DEUS HABITA NO MEIO DA ADORAÇÃO

Você consegue imaginar o que aconteceria se Ele deixasse Seu trono no Céu para vir e Se assentasse conosco no propiciatório (trono da misericórdia) composto de nosso louvor e nossa adoração? Há uma razão pela qual o mundo não pode vê-Lo como Ele é. Nunca construímos um lugar para Ele Se assentar. As raposas têm seus covis, e os pássaros, os seus ninhos, mas a glória de Deus não tem lugar para se assentar – nenhum trono de misericórdia terreno! E claro que nossos móveis são simples comparando-os aos padrões do Céu, e nunca poderia ser comparado a serafins de seis asas. Como poderia adoração terrena equivaler à adoração celestial? Eu não sei, mas sei que não é preciso muito! Jesus disse: “Se eu apenas puder ter dois ou três de vocês para concordar, Eu entrarei – não pelos lados, mas estarei no meio de vocês.” – (Veja Mateus 18:20). Por quê? Porque Deus habita no meio da adoração.

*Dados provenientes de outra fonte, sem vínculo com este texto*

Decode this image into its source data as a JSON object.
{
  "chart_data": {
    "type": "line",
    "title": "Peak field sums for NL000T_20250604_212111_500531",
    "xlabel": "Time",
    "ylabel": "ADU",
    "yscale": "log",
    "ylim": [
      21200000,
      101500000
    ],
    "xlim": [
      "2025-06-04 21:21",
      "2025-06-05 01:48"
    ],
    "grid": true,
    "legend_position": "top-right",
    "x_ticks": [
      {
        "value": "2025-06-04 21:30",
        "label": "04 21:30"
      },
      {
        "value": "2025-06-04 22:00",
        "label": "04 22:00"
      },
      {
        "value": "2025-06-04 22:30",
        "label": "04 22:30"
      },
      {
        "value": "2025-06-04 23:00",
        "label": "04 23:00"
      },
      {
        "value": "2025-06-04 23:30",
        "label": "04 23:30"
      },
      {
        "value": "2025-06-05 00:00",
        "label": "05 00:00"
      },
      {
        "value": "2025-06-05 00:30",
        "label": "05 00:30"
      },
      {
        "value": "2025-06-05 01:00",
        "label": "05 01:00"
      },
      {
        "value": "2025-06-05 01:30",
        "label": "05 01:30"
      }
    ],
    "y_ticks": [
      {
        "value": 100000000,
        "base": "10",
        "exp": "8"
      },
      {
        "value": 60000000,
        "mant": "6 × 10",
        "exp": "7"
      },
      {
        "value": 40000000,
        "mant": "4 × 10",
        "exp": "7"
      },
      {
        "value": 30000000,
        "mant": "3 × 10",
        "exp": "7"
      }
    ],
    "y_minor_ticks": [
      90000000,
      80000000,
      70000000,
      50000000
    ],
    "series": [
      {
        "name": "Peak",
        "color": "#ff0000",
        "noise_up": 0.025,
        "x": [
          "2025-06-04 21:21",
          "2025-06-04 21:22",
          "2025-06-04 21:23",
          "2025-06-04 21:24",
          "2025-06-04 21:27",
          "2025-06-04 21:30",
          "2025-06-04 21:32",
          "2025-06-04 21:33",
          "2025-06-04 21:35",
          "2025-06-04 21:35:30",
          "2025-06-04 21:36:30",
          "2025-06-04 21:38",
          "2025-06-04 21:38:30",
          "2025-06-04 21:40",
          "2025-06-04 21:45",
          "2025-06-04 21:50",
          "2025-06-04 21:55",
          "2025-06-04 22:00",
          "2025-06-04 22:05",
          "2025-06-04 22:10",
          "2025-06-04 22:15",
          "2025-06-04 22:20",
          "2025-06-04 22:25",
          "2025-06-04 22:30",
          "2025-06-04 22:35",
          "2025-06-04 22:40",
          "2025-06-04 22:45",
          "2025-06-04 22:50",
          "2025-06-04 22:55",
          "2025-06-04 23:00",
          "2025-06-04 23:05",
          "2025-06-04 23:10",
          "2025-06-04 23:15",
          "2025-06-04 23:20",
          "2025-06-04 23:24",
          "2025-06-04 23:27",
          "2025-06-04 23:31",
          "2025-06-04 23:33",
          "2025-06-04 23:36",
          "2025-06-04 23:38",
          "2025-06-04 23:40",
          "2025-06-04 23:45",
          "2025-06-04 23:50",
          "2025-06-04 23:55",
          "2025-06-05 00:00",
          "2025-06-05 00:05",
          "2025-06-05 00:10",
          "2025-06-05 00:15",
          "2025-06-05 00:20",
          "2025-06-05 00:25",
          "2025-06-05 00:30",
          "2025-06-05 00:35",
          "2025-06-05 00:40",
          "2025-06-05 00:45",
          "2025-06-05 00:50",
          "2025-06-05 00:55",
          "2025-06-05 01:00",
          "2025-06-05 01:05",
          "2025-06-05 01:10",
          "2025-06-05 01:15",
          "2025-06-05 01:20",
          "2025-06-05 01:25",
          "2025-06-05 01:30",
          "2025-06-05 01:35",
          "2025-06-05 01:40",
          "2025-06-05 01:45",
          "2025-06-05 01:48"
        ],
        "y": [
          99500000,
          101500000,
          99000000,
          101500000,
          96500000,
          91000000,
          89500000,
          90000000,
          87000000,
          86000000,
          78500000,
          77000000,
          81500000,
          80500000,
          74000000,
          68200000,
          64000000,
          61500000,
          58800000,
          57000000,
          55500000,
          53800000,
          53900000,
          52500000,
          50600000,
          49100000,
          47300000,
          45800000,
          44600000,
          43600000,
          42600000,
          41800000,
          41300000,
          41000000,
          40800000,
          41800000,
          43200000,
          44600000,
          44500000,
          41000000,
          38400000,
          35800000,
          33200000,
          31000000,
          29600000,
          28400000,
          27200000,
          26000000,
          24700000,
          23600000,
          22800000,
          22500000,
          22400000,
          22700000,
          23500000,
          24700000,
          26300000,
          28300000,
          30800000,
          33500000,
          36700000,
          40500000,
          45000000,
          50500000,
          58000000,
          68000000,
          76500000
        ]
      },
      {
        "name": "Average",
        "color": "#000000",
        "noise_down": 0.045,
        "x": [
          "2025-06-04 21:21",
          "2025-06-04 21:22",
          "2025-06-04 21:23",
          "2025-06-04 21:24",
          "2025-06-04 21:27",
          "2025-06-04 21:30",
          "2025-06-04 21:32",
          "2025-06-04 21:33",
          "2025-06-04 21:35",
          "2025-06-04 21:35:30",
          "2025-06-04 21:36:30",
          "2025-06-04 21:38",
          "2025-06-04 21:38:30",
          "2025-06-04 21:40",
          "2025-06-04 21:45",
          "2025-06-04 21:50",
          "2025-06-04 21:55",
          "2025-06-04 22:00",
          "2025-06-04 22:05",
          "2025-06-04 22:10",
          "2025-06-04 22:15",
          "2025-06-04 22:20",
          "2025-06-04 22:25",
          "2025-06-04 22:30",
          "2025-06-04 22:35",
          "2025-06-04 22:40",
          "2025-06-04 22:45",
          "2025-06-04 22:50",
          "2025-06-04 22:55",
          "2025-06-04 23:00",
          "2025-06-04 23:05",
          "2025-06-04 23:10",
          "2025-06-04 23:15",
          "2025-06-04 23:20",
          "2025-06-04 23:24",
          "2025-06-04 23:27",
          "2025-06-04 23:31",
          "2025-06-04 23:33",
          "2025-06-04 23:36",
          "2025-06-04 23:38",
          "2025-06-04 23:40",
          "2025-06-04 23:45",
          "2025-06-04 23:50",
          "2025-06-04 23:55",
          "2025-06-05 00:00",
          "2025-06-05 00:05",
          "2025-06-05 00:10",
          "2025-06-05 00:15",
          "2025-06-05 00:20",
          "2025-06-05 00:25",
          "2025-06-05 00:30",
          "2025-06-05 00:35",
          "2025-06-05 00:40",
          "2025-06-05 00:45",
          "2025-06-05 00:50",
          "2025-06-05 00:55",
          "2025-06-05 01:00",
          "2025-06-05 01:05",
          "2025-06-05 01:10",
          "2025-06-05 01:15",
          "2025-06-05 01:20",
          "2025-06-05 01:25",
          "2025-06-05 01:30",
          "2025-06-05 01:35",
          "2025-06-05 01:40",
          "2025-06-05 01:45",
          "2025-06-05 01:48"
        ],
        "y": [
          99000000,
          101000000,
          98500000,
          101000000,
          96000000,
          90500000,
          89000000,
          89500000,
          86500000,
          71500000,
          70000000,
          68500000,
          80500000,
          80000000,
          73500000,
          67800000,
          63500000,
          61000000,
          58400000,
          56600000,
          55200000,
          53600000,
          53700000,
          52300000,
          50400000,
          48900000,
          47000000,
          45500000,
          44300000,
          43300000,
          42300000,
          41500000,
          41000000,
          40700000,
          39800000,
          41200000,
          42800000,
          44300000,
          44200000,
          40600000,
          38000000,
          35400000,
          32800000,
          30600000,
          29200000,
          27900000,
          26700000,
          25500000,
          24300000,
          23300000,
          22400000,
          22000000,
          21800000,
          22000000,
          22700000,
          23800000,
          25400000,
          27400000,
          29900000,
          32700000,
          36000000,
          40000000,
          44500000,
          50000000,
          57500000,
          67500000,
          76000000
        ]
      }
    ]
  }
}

Se você quer que a glória de Deus se manifeste em sua igreja e cidade, então se lembre que Ele provavelmente não virá a mim nem a você sozinho. Sua primeira escolha e Sua promessa é que Ele virá no meio de nós, à medida que O adoramos de acordo com o padrão celestial.

Se você construí-la, Ele virá!

Pai, Você disse que dos lábios das crianças tiraste perfeito louvor. Admitimos que nosso melhor é um louvor miserável, que não pode se igualar à visão celestial, e não pode atingir as alturas da perfeição que entendemos ser no Céu.

No entanto, de acordo com o padrão celestial, nos deleitamos em cercá-Lo com nossa adoração arrependida. Reconstrua Seu amado tabernáculo de Davi em nosso coração, querido Senhor. Sim, nós O adoraremos com todo o nosso coração. Sim, com regozijo nos prostraremos diante de Ti como nosso Senhor e Rei.

Todos clamamos por Sua presença manifesta para encher este lugar, Pai. Pedimos que o Senhor encha esta cidade, esta nação, este mundo até que toda a Terra esteja coberta com Sua glória, ó Deus, como as águas cobrem o mar. Venha Se assentar em nosso meio no Seu trono de misericórdia!